Recruits of Plaxiphora albida range from 1-2 inches in width. Peak population of recruitment for the chiton is late autumn (May). Recruits have been observed to be. in multiple sites within the community. Reproductive maturity for Plaxiphora albida is roughly 2 years after birth. 50% maximum body size for the chiton is reached after only 3 to 4 years. P. albida is estimated to have a lifespan of around 6 years.

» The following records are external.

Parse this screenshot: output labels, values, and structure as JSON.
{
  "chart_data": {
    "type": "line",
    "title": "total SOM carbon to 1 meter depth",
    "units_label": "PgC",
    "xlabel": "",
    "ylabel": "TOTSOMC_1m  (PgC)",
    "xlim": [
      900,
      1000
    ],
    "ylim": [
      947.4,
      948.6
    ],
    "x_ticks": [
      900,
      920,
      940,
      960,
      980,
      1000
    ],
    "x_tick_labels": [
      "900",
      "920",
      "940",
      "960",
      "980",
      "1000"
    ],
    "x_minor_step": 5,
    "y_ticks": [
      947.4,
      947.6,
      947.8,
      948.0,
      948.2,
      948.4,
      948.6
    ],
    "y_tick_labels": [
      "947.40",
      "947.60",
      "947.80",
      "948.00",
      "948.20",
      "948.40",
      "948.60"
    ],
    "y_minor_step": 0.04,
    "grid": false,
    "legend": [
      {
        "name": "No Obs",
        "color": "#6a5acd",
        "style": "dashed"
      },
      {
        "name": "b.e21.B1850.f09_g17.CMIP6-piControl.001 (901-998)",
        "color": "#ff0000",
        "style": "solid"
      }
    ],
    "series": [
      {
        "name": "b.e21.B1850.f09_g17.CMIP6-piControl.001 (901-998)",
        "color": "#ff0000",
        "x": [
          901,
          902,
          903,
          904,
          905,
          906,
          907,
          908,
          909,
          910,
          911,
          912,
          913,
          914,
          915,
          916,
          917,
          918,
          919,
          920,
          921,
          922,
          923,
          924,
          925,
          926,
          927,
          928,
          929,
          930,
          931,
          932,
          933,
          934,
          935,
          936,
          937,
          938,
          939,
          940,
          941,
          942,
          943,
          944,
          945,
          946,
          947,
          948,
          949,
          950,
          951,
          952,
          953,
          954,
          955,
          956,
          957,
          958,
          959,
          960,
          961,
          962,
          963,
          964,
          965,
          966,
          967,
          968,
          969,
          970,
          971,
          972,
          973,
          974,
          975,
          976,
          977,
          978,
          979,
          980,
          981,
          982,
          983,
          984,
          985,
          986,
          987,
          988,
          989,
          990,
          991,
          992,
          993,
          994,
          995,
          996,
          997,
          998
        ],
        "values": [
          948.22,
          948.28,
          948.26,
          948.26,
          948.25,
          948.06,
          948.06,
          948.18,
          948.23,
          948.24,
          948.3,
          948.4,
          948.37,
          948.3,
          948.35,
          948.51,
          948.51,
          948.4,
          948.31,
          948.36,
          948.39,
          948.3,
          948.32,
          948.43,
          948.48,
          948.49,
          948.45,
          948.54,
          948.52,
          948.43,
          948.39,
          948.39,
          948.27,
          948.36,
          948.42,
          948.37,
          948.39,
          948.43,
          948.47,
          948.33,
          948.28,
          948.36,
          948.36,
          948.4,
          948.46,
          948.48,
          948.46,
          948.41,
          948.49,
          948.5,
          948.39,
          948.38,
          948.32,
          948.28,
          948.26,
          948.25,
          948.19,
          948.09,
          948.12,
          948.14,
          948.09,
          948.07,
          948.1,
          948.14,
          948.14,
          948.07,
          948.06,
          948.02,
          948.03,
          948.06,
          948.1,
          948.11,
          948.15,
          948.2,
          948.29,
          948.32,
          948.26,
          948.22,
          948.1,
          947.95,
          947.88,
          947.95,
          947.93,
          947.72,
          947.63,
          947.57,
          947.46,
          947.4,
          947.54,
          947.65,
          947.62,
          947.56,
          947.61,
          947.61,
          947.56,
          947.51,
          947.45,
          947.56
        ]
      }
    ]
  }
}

While the major cause of mortality is unknown, the best conclusion would be a mixture of predation of other organisms such as starfish and seabirds, desiccation, and tidal action

== Reproductive cycle ==
The gonodosomatic index of Plaxiphora albida showed fluctuations throughout the year. Smaller gonads are characteristic of immature gametes and a lower gonadosomastic index. Contrarily, larger gonads show more mature gametes and exhibit a bigger gonadosomatic index. Gonads in Plaxiphora albida are around 6–7mm. This number rises to 9–10mm when there are mature eggs and sperm present. For the Plaxiphora albida, January was the month which showed the most mature gametes and an increased size of the gonads. The gonads showed a dip in the index size during late summer and early autumn. By April, the gonads of the chiton are reduced immensely in size, staying this size for the remainder of the year.

== Threats ==
As rocky intertidal organisms, Chitons directly face threats caused by ecological shifts: temperature, tidal action, and pH. The organism's resistance to the physiological changes due to the negative impacts is largely determined by its valves. The valves determine the integrity of the shells, of which when at their threshold, could fracture and compromise the defense structure of the organism. While the fractures on the valves can be caused by a multitude of factors, there is a positive correlation between the thickness of the valves and force required to fracture.

Although Chitons face variety of threats from the marine ecosystem, their ability to be abundant for the last 500 million years, suggest that their resistance to ecological pressure is robust. Scientists have accredited the agile movements of Chitons up and down the rocky niche to have partaken in their longing survival.